Geographic atrophy (GA) is a late stage dry AMD characterized by scattered or confluent areas of retinal pigment epithelial (RPE) cell degeneration. GA accounts for 35% of all cases of late-stage AMD and 20% of legal blindness attributable to AMD and without cure available. RPE cell death and senescence induced by oxidative stress has been hypothesized to drive AMD pathogenesis. The underlying mechanisms are currently unclear. 

  1. To clarify the controversy, we have recently demonstrated that, necroptosis, but not apoptosis, is a major type of cell death in RPE cells in response to oxidative stress in vitro and in vivo (Hanus et al., 2013, Cell Death & Disease; Hanus et al., 2016, Cell Death Discovery).

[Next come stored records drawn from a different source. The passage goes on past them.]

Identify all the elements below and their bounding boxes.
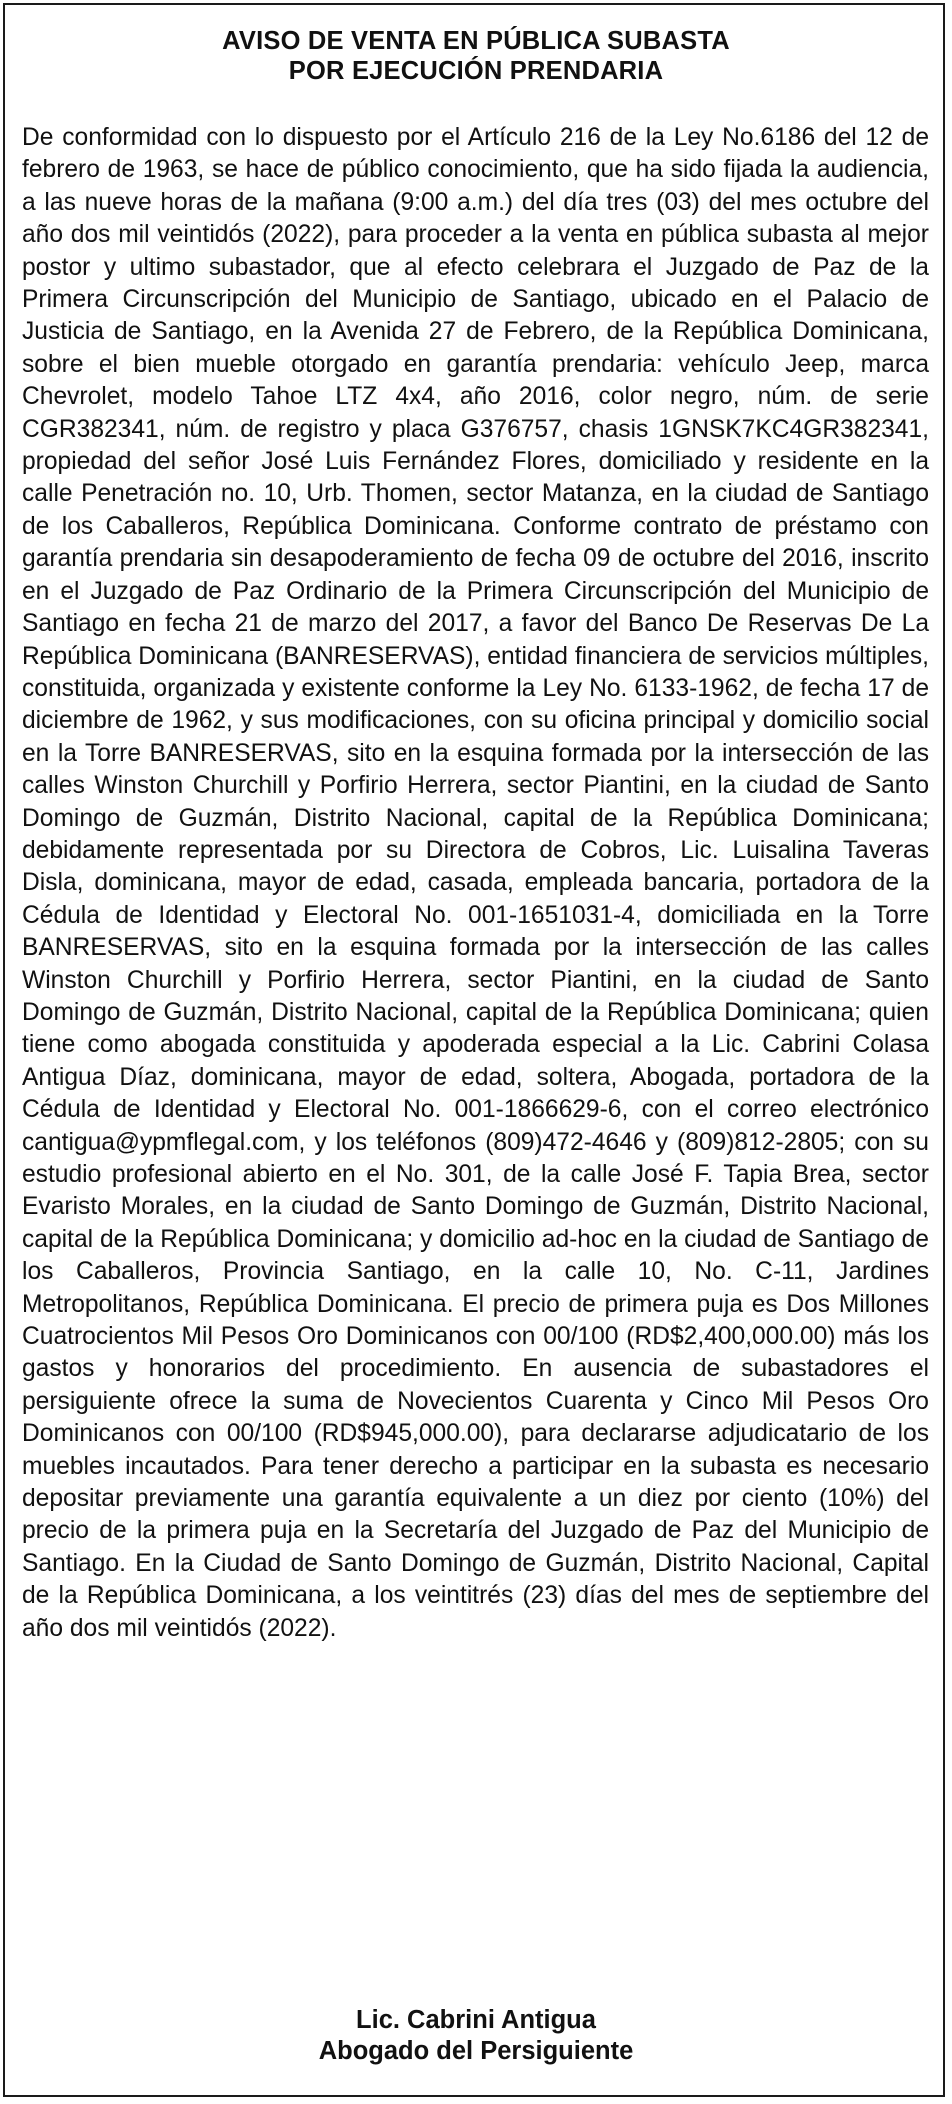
title-line-1: AVISO DE VENTA EN PÚBLICA SUBASTA: [222, 27, 730, 55]
notice-body: De conformidad con lo dispuesto por el Artículo 216 de la Ley No.6186 del 12 de febrero de 1963, se hace de público conocimiento, que ha sido fijada la audiencia, a las nueve horas de la mañana (9:00 a.m.) del día tres (03) del mes octubre del año dos mil veintidós (2022), para proceder a la venta en pública subasta al mejor postor y ultimo subastador, que al efecto celebrara el Juzgado de Paz de la Primera Circunscripción del Municipio de Santiago, ubicado en el Palacio de Justicia de Santiago, en la Avenida 27 de Febrero, de la República Dominicana, sobre el bien mueble otorgado en garantía prendaria: vehículo Jeep, marca Chevrolet, modelo Tahoe LTZ 4x4, año 2016, color negro, núm. de serie CGR382341, núm. de registro y placa G376757, chasis 1GNSK7KC4GR382341, propiedad del señor José Luis Fernández Flores, domiciliado y residente en la calle Penetración no. 10, Urb. Thomen, sector Matanza, en la ciudad de Santiago de los Caballeros, República Dominicana. Conforme contrato de préstamo con garantía prendaria sin desapoderamiento de fecha 09 de octubre del 2016, inscrito en el Juzgado de Paz Ordinario de la Primera Circunscripción del Municipio de Santiago en fecha 21 de marzo del 2017, a favor del Banco De Reservas De La República Dominicana (BANRESERVAS), entidad financiera de servicios múltiples, constituida, organizada y existente conforme la Ley No. 6133-1962, de fecha 17 de diciembre de 1962, y sus modificaciones, con su oficina principal y domicilio social en la Torre BANRESERVAS, sito en la esquina formada por la intersección de las calles Winston Churchill y Porfirio Herrera, sector Piantini, en la ciudad de Santo Domingo de Guzmán, Distrito Nacional, capital de la República Dominicana; debidamente representada por su Directora de Cobros, Lic. Luisalina Taveras Disla, dominicana, mayor de edad, casada, empleada bancaria, portadora de la Cédula de Identidad y Electoral No. 001-1651031-4, domiciliada en la Torre BANRESERVAS, sito en la esquina formada por la intersección de las calles Winston Churchill y Porfirio Herrera, sector Piantini, en la ciudad de Santo Domingo de Guzmán, Distrito Nacional, capital de la República Dominicana; quien tiene como abogada constituida y apoderada especial a la Lic. Cabrini Colasa Antigua Díaz, dominicana, mayor de edad, soltera, Abogada, portadora de la Cédula de Identidad y Electoral No. 001-1866629-6, con el correo electrónico cantigua@ypmflegal.com, y los teléfonos (809)472-4646 y (809)812-2805; con su estudio profesional abierto en el No. 301, de la calle José F. Tapia Brea, sector Evaristo Morales, en la ciudad de Santo Domingo de Guzmán, Distrito Nacional, capital de la República Dominicana; y domicilio ad-hoc en la ciudad de Santiago de los Caballeros, Provincia Santiago, en la calle 10, No. C-11, Jardines Metropolitanos, República Dominicana. El precio de primera puja es Dos Millones Cuatrocientos Mil Pesos Oro Dominicanos con 00/100 (RD$2,400,000.00) más los gastos y honorarios del procedimiento. En ausencia de subastadores el persiguiente ofrece la suma de Novecientos Cuarenta y Cinco Mil Pesos Oro Dominicanos con 00/100 (RD$945,000.00), para declararse adjudicatario de los muebles incautados. Para tener derecho a participar en la subasta es necesario depositar previamente una garantía equivalente a un diez por ciento (10%) del precio de la primera puja en la Secretaría del Juzgado de Paz del Municipio de Santiago. En la Ciudad de Santo Domingo de Guzmán, Distrito Nacional, Capital de la República Dominicana, a los veintitrés (23) días del mes de septiembre del año dos mil veintidós (2022).: [22, 124, 929, 1642]
signature-block: [0, 2005, 952, 2067]
signature-name: Lic. Cabrini Antigua: [356, 2006, 596, 2034]
title-line-2: POR EJECUCIÓN PRENDARIA: [288, 57, 664, 85]
notice-title: [0, 26, 952, 86]
signature-role: Abogado del Persiguiente: [318, 2037, 634, 2065]
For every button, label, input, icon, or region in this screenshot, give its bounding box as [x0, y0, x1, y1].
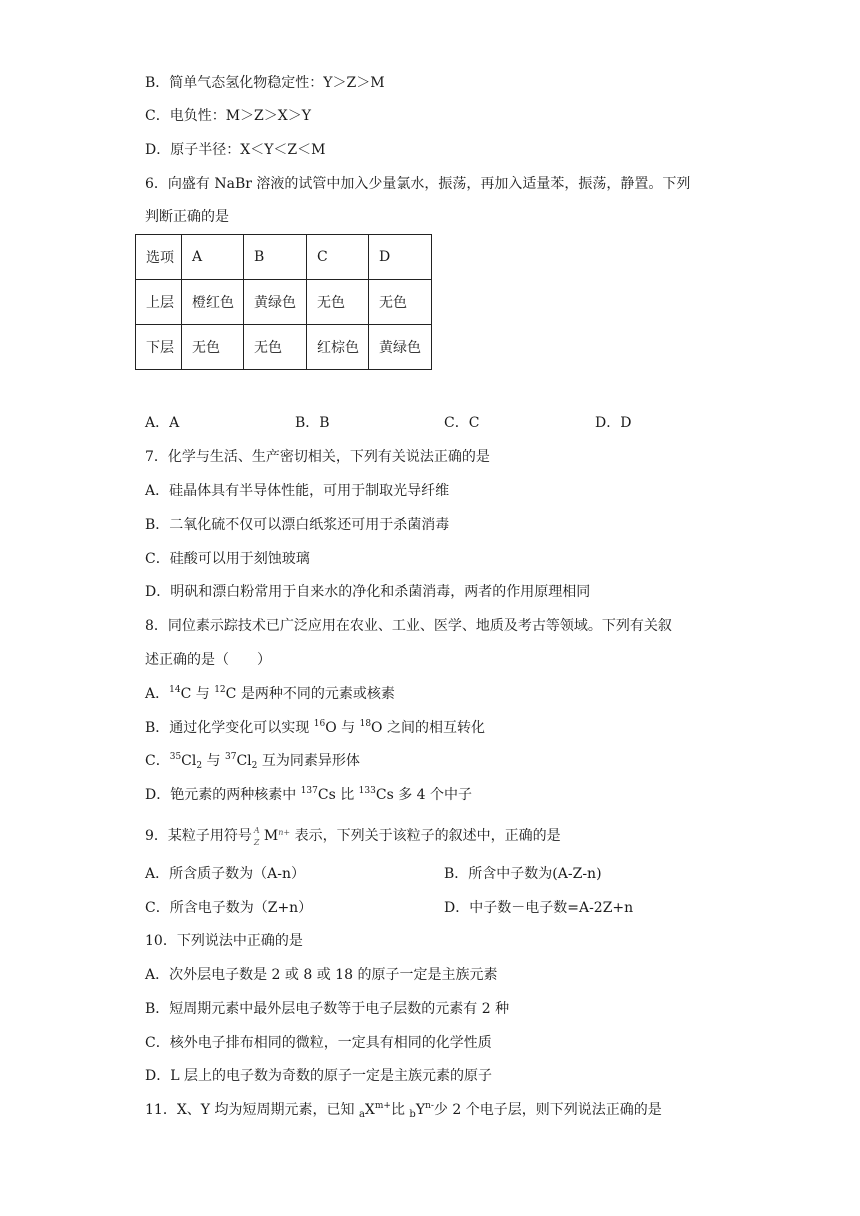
mass-number: 37 [225, 752, 237, 762]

  2. To identify novel small molecules that prevent oxidative stress-induced RPE cell death, we conducted a chemical screening of a library with 1840 FDA-approved drugs and natural products. We have identified several compounds that can prevent oxidative stress-induced RPE cell death, including a known antioxidant ebselen, an unknown 4-acetoxyphenol (4-AC), and a male contraceptive, Gossypol-Acetic Acid complex (GAA) (Hanus et al, 2015. Molecular and Cellular Biology; Hanus et al., 2015, Investigative Ophthalmology & Visual Science). We hope to repurpose these existing FDA-approved drugs and test them as novel anti-AMD drugs using preclinical AMD animal models. 
  3. To study the genetic mechanisms of senescence, we found that a mitochondrial phosphatase PGAM5 is required to prevent RPE senescence by regulating mitochondrial dynamics (Yu et al, 2020, Nature Communications).